As a permanent traveler, it’s always nice to come somewhere where I can kick back and recharge before I hit the road again. And… Si Phan Don delivered. The life on Four Thousand Islands is as slow paced as they say and people as friendly as they get. You rent a bicycle and they don’t even give you a lock or ask for a passport as collateral because nothing of larger size can be moved out of the island without someone noticing.
Tourism on Four Thousand Islands
Si Phan Don is changing. It is still one of the most laid back places a traveler can visit, but mass tourism is taking its inevitable toll. Boats now peddle (figuratively, not literally) between the islands and the mainland more often than they used to because islands can no longer provide enough food to feed all those tourists who head that way every day. Electricity is becoming more common and so is the internet (albeit… the latter is still extremely pricey).

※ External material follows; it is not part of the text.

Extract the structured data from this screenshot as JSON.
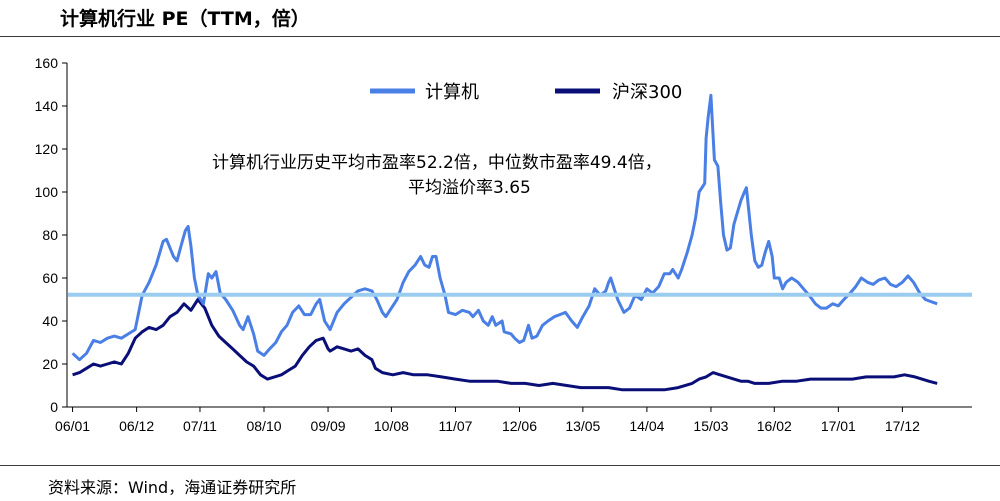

Tourism has also inadvertedly changed the lives of the villagers on Si Phan Don who have transformed their lifestyles to focus on reaping the benefits of this lucrative industry. Former fishermen now run guesthouses and restaurants the per capita density of which is staggering. Number of boats standing by to transport foreigners between the islands and the mainland keeps growing while number of boats still fishing – actually, I have no stats for that so I can’t say for sure. Oops 🙂
Which Island to Stay On?
Since Si Phan Don literally translates into Four Thousand Islands, it is expected that Don means Island in Lao. Three of the larger islands with tourist facilities are Don Khong, Don Det and Don Khon. All three are equally tranquil, offering an escape from hustle and bustle but each caters to different crowd.
I ended up staying on Don Det, which is a party island catering to younger crowd with backpacker style accommodation. Since Don Khon is connected to Don Det by a bridge, it is possible to easily explore it while still staying in a lower grade, but cheaper guesthouse on Don Det. There are two waterfalls on Don Khon and they are the primary reason why you want to explore that island. One of the waterfalls is said to be the largest waterfall in SE Asia as far as the volume of water is involved (in rainy season, I guess).
Don Khon would be a good option if you desire better quality accommodation (and are fine paying adequate price for it) but want to be able to socialize with other travelers. Since you don’t need to jump on a boat to get on or back from Don Det, socializing is just a short bike ride away, yet you get to sleep in a decent room, far away from the crowds of Don Det.
Don Khong is the largest of the Si Phan Don islands but since it has nothing other than the same tranquility you can find on Don Khon to offer, I have never paid it a visit. With its higher quality lodging, Don Khong primarily attracts families and travelers who are not on a budget. It’s a good place if you want to chill and do a big load of nothing on top of it. It wouldn’t be a good place if you get easily bored.
Don Det of the Four Thousand Islands was the first and the last place in Laos where it was possible to be on the cheap (except from the internet, which is some of the most expsnive in the world). After I had left Si Phan Don, things got pretty pricey (by South East Asian standards). I never would have thought that traveling through Laos was gonna be more expensive than traveling through Cambodia, Vietnam, Thailand, Indonesia or China. For a backpacker, any way you spin it, Four Thousand Islands is a good place to hang out on for a while.